Radiateur à inertie : quel modèle et quelle puissance par pièce

Clément M

ChauffageÉconomies d'énergie

Un radiateur à inertie n’a pas le même travail à faire dans un séjour de 32 m² ouvert sur la cuisine et dans une chambre de 11 m² occupée sept heures par nuit. Voici, pièce par pièce, la technologie à retenir, la puissance à viser, la consigne à régler et le piège que tout le monde répète.

L’essentiel

  • Ordre de grandeur constaté : 70 à 100 W par m² dans un logement correctement isolé, 100 à 130 W/m² dans une maison ancienne non rénovée. C’est un repère de terrain, pas un barème officiel.
  • Budget posé constaté : 400 à 900 € par appareil pour une inertie sérieuse, 500 à 1 200 € pour un sèche-serviettes à pointe soufflante.
  • Aucun chauffage électrique direct n’ouvre droit à MaPrimeRénov’ (barème en vigueur au 31/07/2026). Le vrai levier reste l’éco-PTZ jusqu’à 50 000 € sur 20 ans, sans condition de revenus, plus la TVA à 5,5 % sur les travaux d’amélioration énergétique dans un logement de plus de 2 ans.
  • L’OMS recommande 30 dB(A) au maximum la nuit dans une chambre : ce seuil disqualifie à lui seul tout appareil à soufflerie posé à deux mètres d’un lit.

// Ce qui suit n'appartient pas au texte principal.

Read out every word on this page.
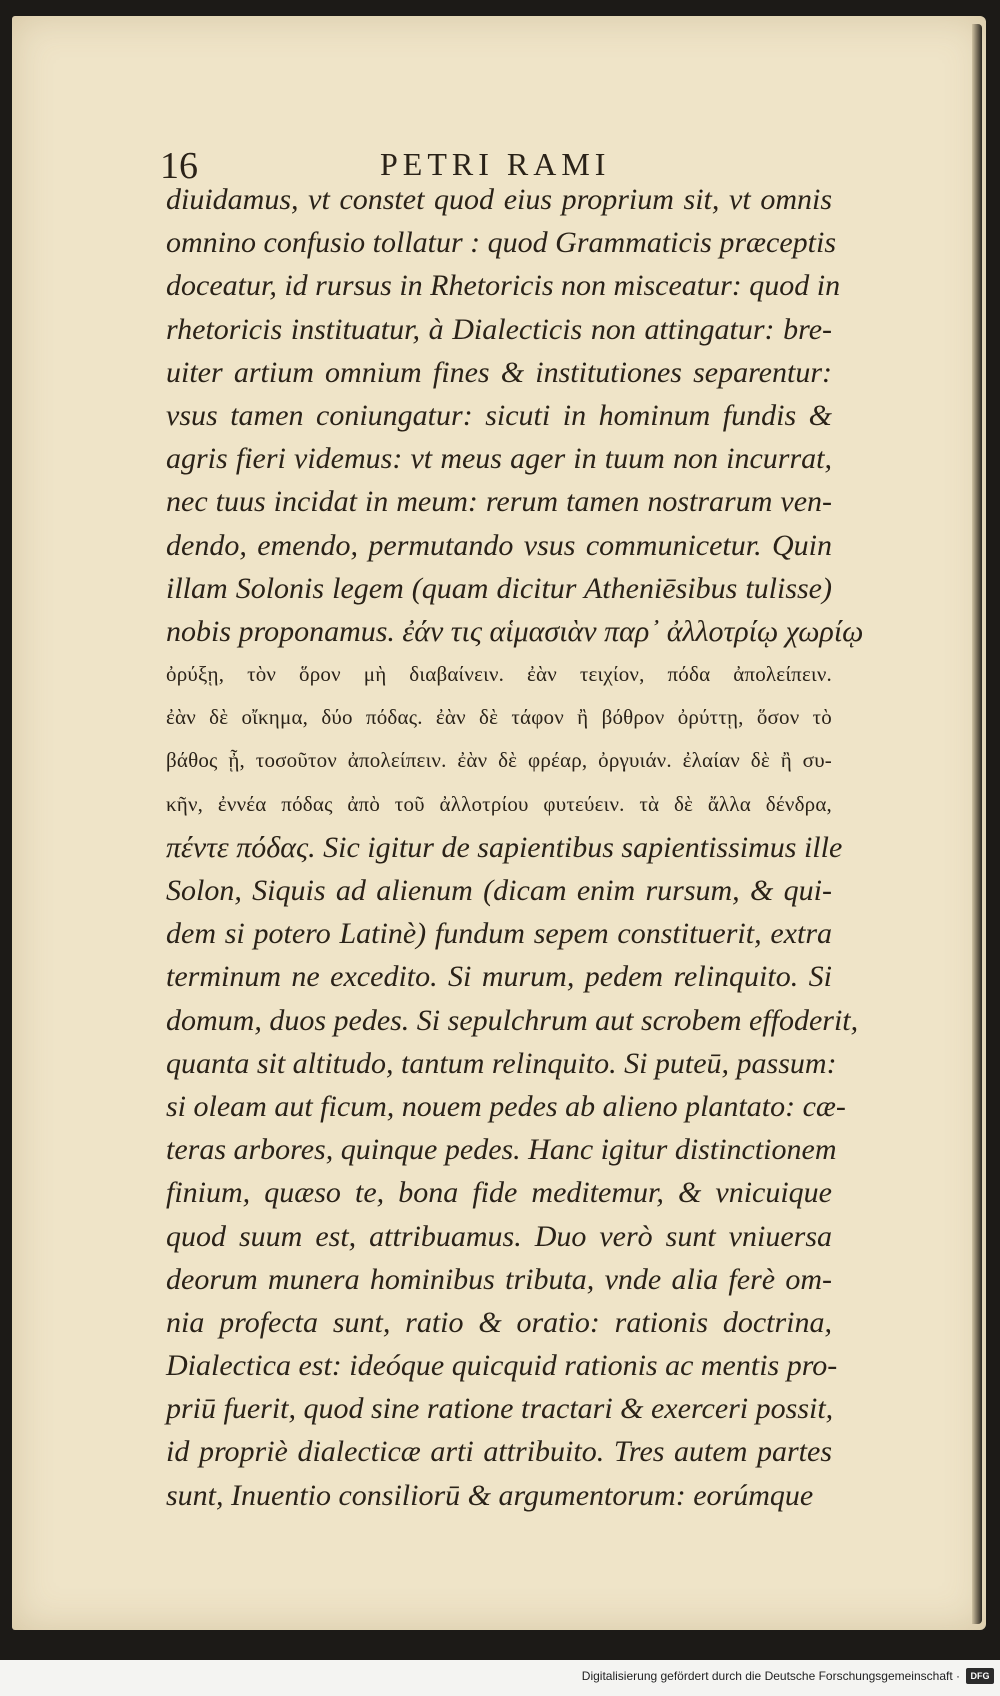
16	PETRI RAMI
diuidamus, vt constet quod eius proprium sit, vt omnis
omnino confusio tollatur : quod Grammaticis præceptis
doceatur, id rursus in Rhetoricis non misceatur: quod in
rhetoricis instituatur, à Dialecticis non attingatur: bre-
uiter artium omnium fines & institutiones separentur:
vsus tamen coniungatur: sicuti in hominum fundis &
agris fieri videmus: vt meus ager in tuum non incurrat,
nec tuus incidat in meum: rerum tamen nostrarum ven-
dendo, emendo, permutando vsus communicetur. Quin
illam Solonis legem (quam dicitur Atheniēsibus tulisse)
nobis proponamus. ἐάν τις αἱμασιὰν παρ᾽ ἀλλοτρίῳ χωρίῳ
ὀρύξῃ, τὸν ὅρον μὴ διαβαίνειν. ἐὰν τειχίον, πόδα ἀπολείπειν.
ἐὰν δὲ οἴκημα, δύο πόδας. ἐὰν δὲ τάφον ἢ βόθρον ὀρύττῃ, ὅσον τὸ
βάθος ᾖ, τοσοῦτον ἀπολείπειν. ἐὰν δὲ φρέαρ, ὀργυιάν. ἐλαίαν δὲ ἢ συ-
κῆν, ἐννέα πόδας ἀπὸ τοῦ ἀλλοτρίου φυτεύειν. τὰ δὲ ἄλλα δένδρα,
πέντε πόδας. Sic igitur de sapientibus sapientissimus ille
Solon, Siquis ad alienum (dicam enim rursum, & qui-
dem si potero Latinè) fundum sepem constituerit, extra
terminum ne excedito. Si murum, pedem relinquito. Si
domum, duos pedes. Si sepulchrum aut scrobem effoderit,
quanta sit altitudo, tantum relinquito. Si puteū, passum:
si oleam aut ficum, nouem pedes ab alieno plantato: cæ-
teras arbores, quinque pedes. Hanc igitur distinctionem
finium, quæso te, bona fide meditemur, & vnicuique
quod suum est, attribuamus. Duo verò sunt vniuersa
deorum munera hominibus tributa, vnde alia ferè om-
nia profecta sunt, ratio & oratio: rationis doctrina,
Dialectica est: ideóque quicquid rationis ac mentis pro-
priū fuerit, quod sine ratione tractari & exerceri possit,
id propriè dialecticæ arti attribuito. Tres autem partes
sunt, Inuentio consiliorū & argumentorum: eorúmque
Digitalisierung gefördert durch die Deutsche Forschungsgemeinschaft ·	DFG
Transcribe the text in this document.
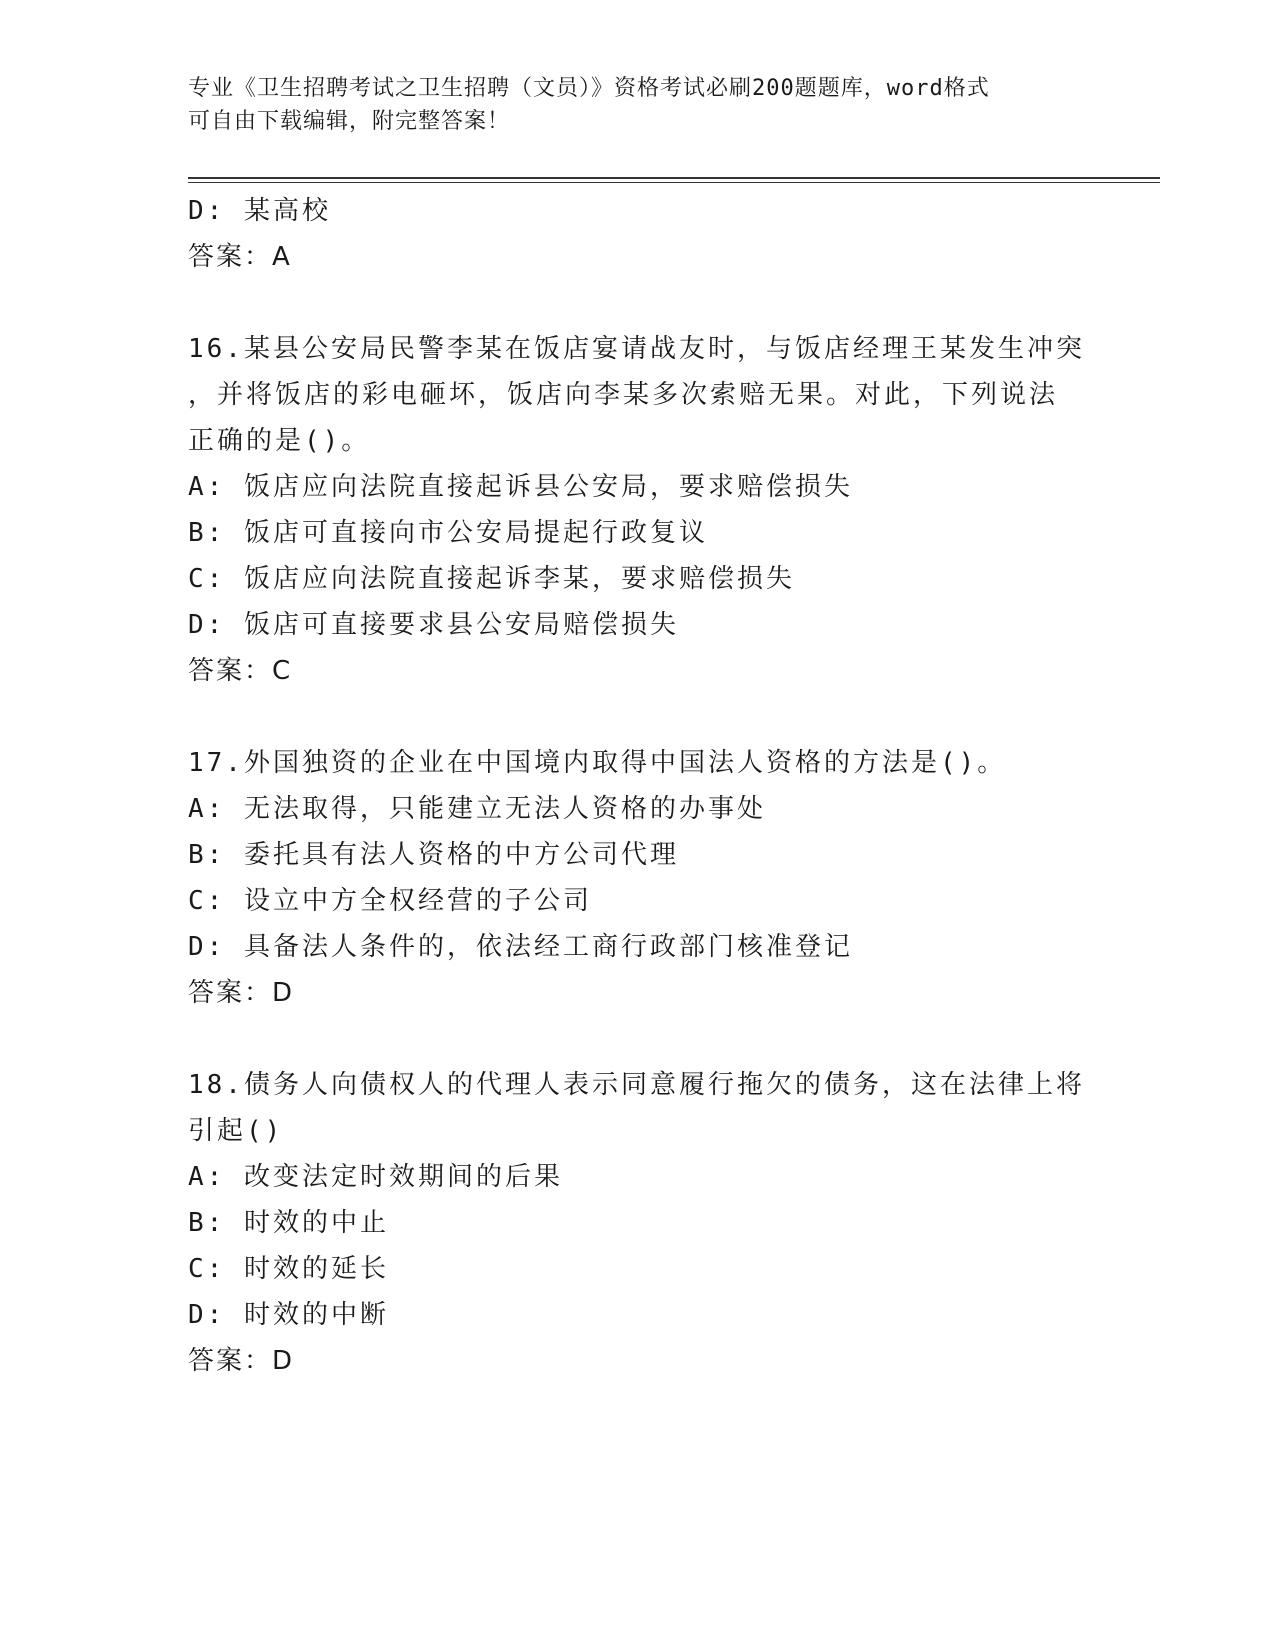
专业《卫生招聘考试之卫生招聘（文员）》资格考试必刷200题题库，word格式
可自由下载编辑，附完整答案！
D: 某高校
答案：A
16.某县公安局民警李某在饭店宴请战友时，与饭店经理王某发生冲突
，并将饭店的彩电砸坏，饭店向李某多次索赔无果。对此，下列说法
正确的是()。
A: 饭店应向法院直接起诉县公安局，要求赔偿损失
B: 饭店可直接向市公安局提起行政复议
C: 饭店应向法院直接起诉李某，要求赔偿损失
D: 饭店可直接要求县公安局赔偿损失
答案：C
17.外国独资的企业在中国境内取得中国法人资格的方法是()。
A: 无法取得，只能建立无法人资格的办事处
B: 委托具有法人资格的中方公司代理
C: 设立中方全权经营的子公司
D: 具备法人条件的，依法经工商行政部门核准登记
答案：D
18.债务人向债权人的代理人表示同意履行拖欠的债务，这在法律上将
引起()
A: 改变法定时效期间的后果
B: 时效的中止
C: 时效的延长
D: 时效的中断
答案：D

Quel radiateur à inertie choisir pour quelle pièce ? Inertie lourde (fonte, céramique, pierre) uniquement là où le chauffage tourne en continu, c’est-à-dire le séjour. Inertie moyenne dans les chambres, appareil réactif dans les pièces occupées par intermittence, sèche-serviettes à pointe soufflante dans la salle de bains. La nuance compte : la puissance se calcule sur le volume et les déperditions réelles, jamais sur la surface au sol, et un plafond à 2,70 m change déjà le résultat de 10 %.

Le séjour, la seule pièce où l’inertie lourde se justifie vraiment

Plus gros poste de la maison : pièce la plus grande, occupée le plus longtemps, souvent ouverte sur la cuisine. C’est aussi la seule configuration où la masse d’un corps en fonte travaille pour vous, le chauffage y tournant en régime quasi permanent de novembre à mars. Ailleurs, cette masse devient un handicap.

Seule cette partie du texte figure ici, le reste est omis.